4. DISCUSSING YOUR OTHER HALF WITH PEOPLE
Of course, we all talk about our partnership with our near and dear ones. There is nothing wrong with it. However, if you always complain about him or her to others, it merely means that you aren’t trying enough to fix it. It alienates your bond altogether and bringing in a third party only worsens the situation. You may not know what your partner is up to, but along with your friends, you would end up judging them already!
5. FINDING SOLACE IN STRANGERS
A lot of us like ME time, and we adore to spend some quality time. It is harmless as we all need some space for ourselves. It becomes toxic the moment when our emotional needs shift elsewhere. We end up picking random people and discuss personal things which we should be sharing with our partners in the first place. This indicates that you and your partner should be sitting down and resolve these issues instead of spacing out from one another.
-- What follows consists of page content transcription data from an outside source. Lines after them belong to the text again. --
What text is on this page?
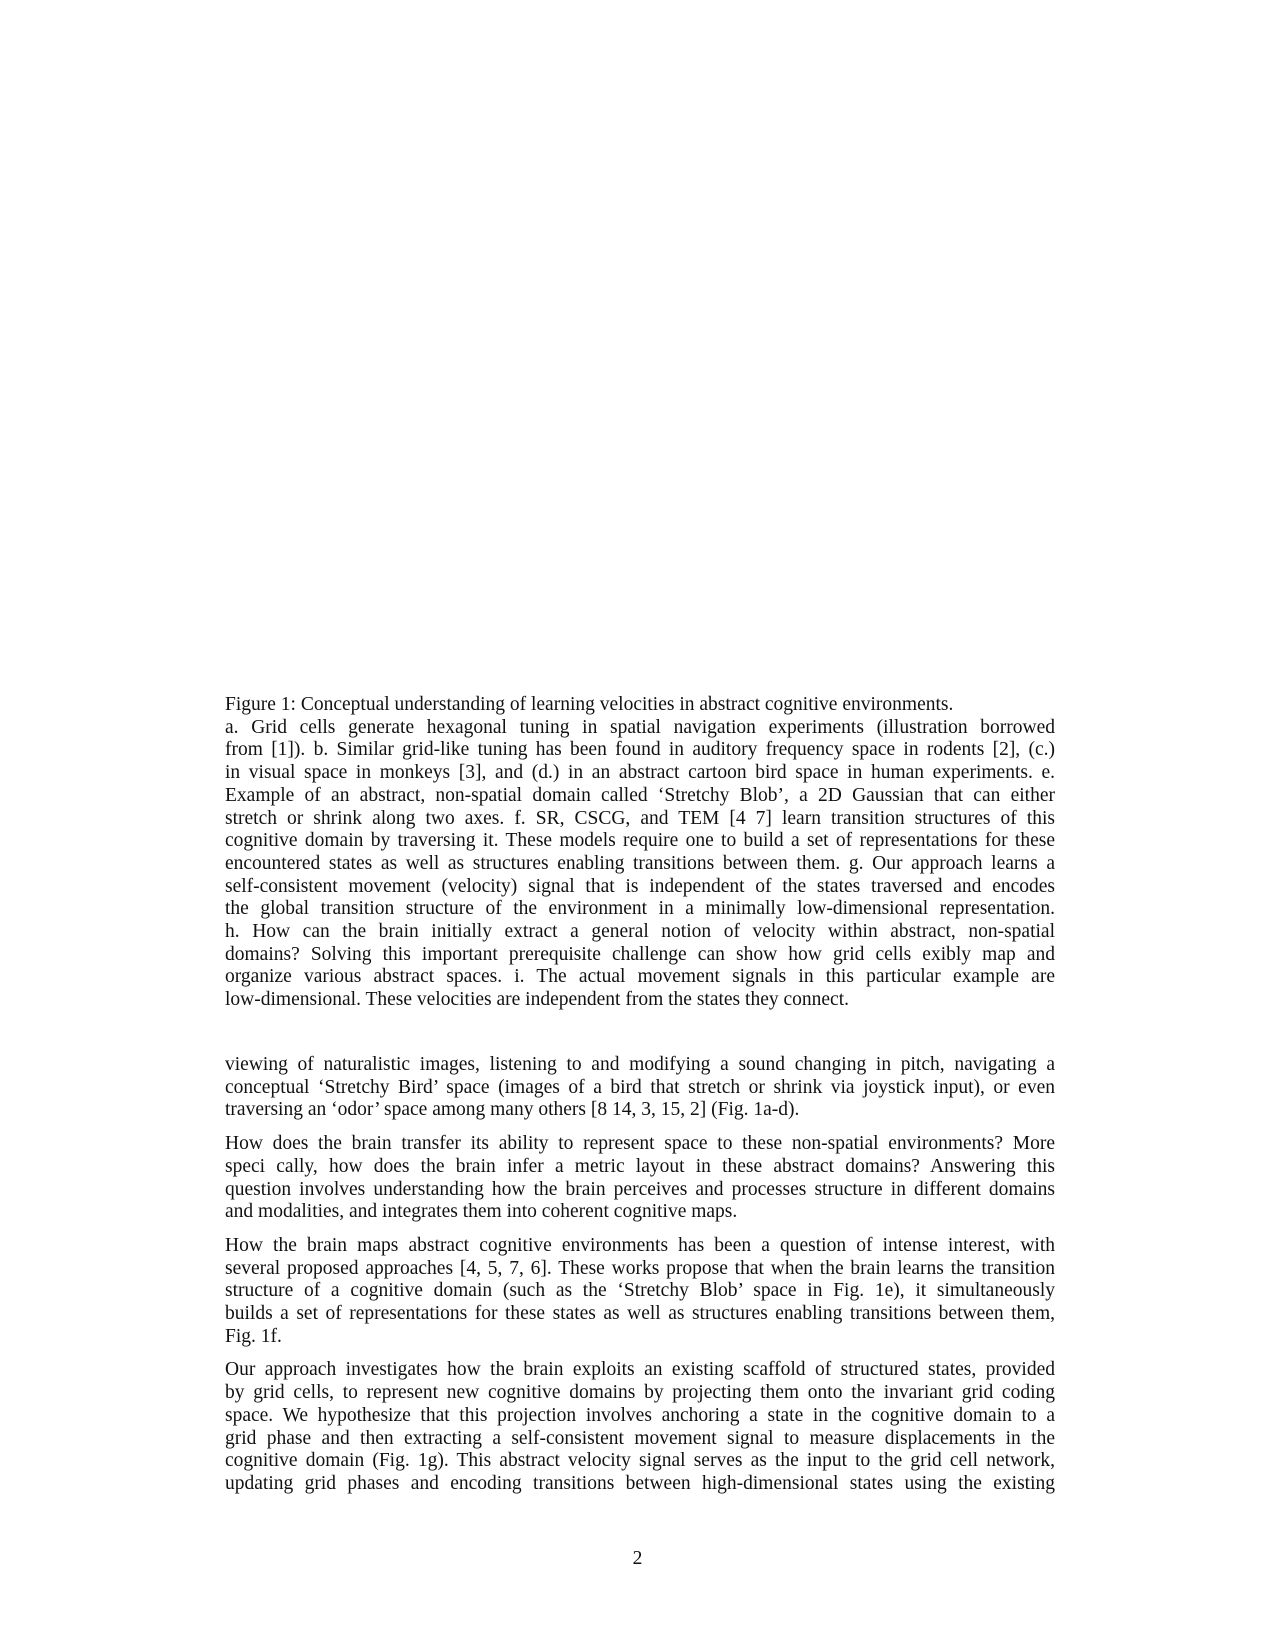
Figure 1: Conceptual understanding of learning velocities in abstract cognitive environments.
a. Grid cells generate hexagonal tuning in spatial navigation experiments (illustration borrowed
from [1]). b. Similar grid-like tuning has been found in auditory frequency space in rodents [2], (c.)
in visual space in monkeys [3], and (d.) in an abstract cartoon bird space in human experiments. e.
Example of an abstract, non-spatial domain called ‘Stretchy Blob’, a 2D Gaussian that can either
stretch or shrink along two axes. f. SR, CSCG, and TEM [4 7] learn transition structures of this
cognitive domain by traversing it. These models require one to build a set of representations for these
encountered states as well as structures enabling transitions between them. g. Our approach learns a
self-consistent movement (velocity) signal that is independent of the states traversed and encodes
the global transition structure of the environment in a minimally low-dimensional representation.
h. How can the brain initially extract a general notion of velocity within abstract, non-spatial
domains? Solving this important prerequisite challenge can show how grid cells exibly map and
organize various abstract spaces. i. The actual movement signals in this particular example are
low-dimensional. These velocities are independent from the states they connect.
viewing of naturalistic images, listening to and modifying a sound changing in pitch, navigating a
conceptual ‘Stretchy Bird’ space (images of a bird that stretch or shrink via joystick input), or even
traversing an ‘odor’ space among many others [8 14, 3, 15, 2] (Fig. 1a-d).
How does the brain transfer its ability to represent space to these non-spatial environments? More
speci cally, how does the brain infer a metric layout in these abstract domains? Answering this
question involves understanding how the brain perceives and processes structure in different domains
and modalities, and integrates them into coherent cognitive maps.
How the brain maps abstract cognitive environments has been a question of intense interest, with
several proposed approaches [4, 5, 7, 6]. These works propose that when the brain learns the transition
structure of a cognitive domain (such as the ‘Stretchy Blob’ space in Fig. 1e), it simultaneously
builds a set of representations for these states as well as structures enabling transitions between them,
Fig. 1f.
Our approach investigates how the brain exploits an existing scaffold of structured states, provided
by grid cells, to represent new cognitive domains by projecting them onto the invariant grid coding
space. We hypothesize that this projection involves anchoring a state in the cognitive domain to a
grid phase and then extracting a self-consistent movement signal to measure displacements in the
cognitive domain (Fig. 1g). This abstract velocity signal serves as the input to the grid cell network,
updating grid phases and encoding transitions between high-dimensional states using the existing
2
6. YOUR PARTNER IS UNAWARE ABOUT YOUR FRIENDSHIPS
Our best friends are not necessarily our partner. We all have close friends, and nothing is wrong with it. Spending time with your gang is excellent as we revive our youth when we are with them. But such friendships shouldn’t mean that we should hide from our other half. It is unhealthy, and your bond will be highly unstable if such a problem occurs.
7. YOUR FANTASIES ARE DEVOID OF YOUR PARTNER
Don’t we dream of making love with someone we idolise? It is okay, but if you are continually having someone else in your mind except for whom you are with, then something is going wrong. You should be able to speak about your desires openly to your partner so that both of you feel satisfied and loved.